Nesse momento, as forças psíquicas femininas estão voltadas para o sagrado e para o domínio dos mundos além do material, os conhecimentos a respeito da vida e da morte e das dimensões internas do ser. A paciência, a observação e a sapiência atemporal que penetra o além e o antes estão contidas Nela.


Símbolo de iniciação e revelação mística, Nanã é a senhora do barro, das profundezas lamacentas e das águas ancestrais onde estão escondidos os mistérios da criação, sustentação e destruição que regem o universo. Como a Papisa, carrega em si a bagagem da gnose, da piedade dos anciãos iluminados e da santidade. Seu terreno de atuação é intuitivo, mesclando a completa instrução com a mais sincera humildade. O entendimento e a compreensão adquiridos nessa faceta da jornada penetram um ângulo de beatitude e bem-aventurança com a clariaudiência da voz interior mais íntima.

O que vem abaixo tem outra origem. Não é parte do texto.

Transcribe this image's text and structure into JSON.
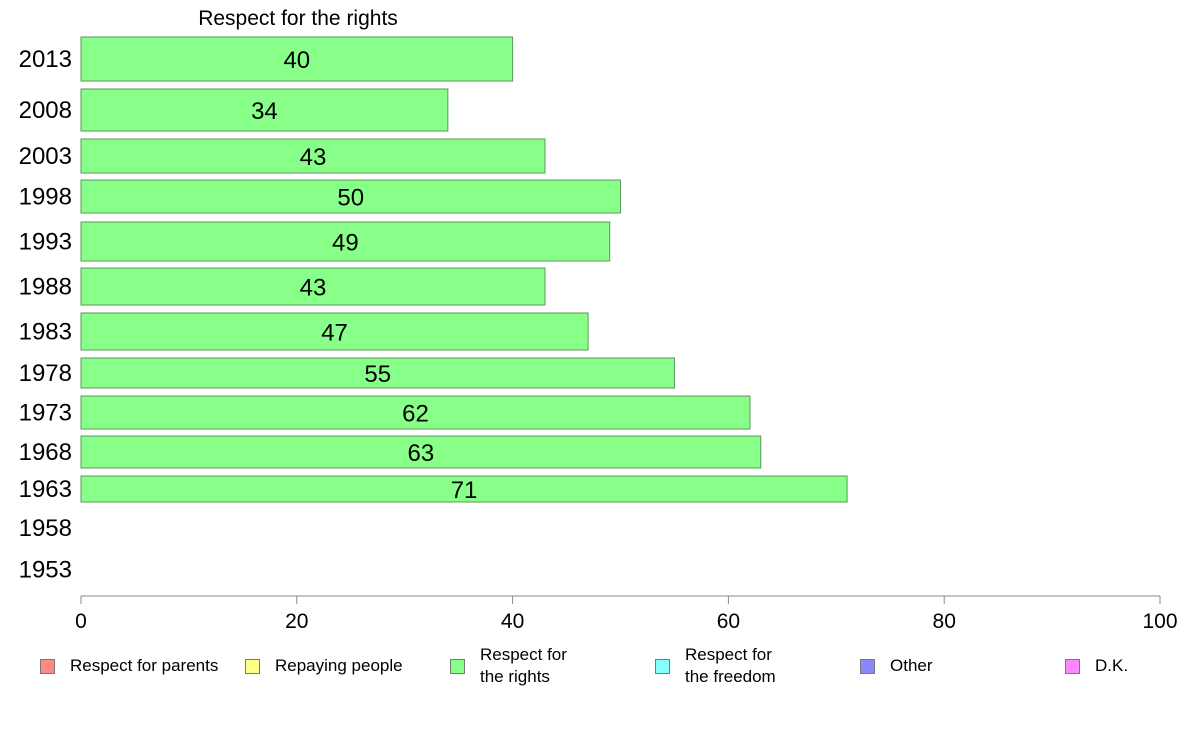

Nanã é o estanque da fertilidade, a menopausa feminina, que representa a superação da fase sexual e reprodutiva para o recolhimento ascético rodeado pela experiência. Essa fase é a nobre mulher coroada de Marselha, vestida como majestade e sob a qual repousa um livro aberto cujo conhecimento não está escuso, ainda que sob seu poder.
CONCLUSÃO
Os elementos arquetípicos presentes no tarot de Marselha não encontram dificuldades para recepcionar as energias femininas das orixás do panteão africano conhecidas como yabás. Muitas características em comum permeiam a jornada da humanidade independentemente da representação material imagética que se façam delas. Nesse caso, defendemos a ideia de que o inconsciente coletivo se manifesta nas culturas de formas diferentes mas que ao mesmo tempo são paralelas e similares. Assim, podemos concluir que as forças convergem para um mesmo entendimento e integração da psique, através dos insights que nos levam a progredir no caminho da individuação como seres em evolução.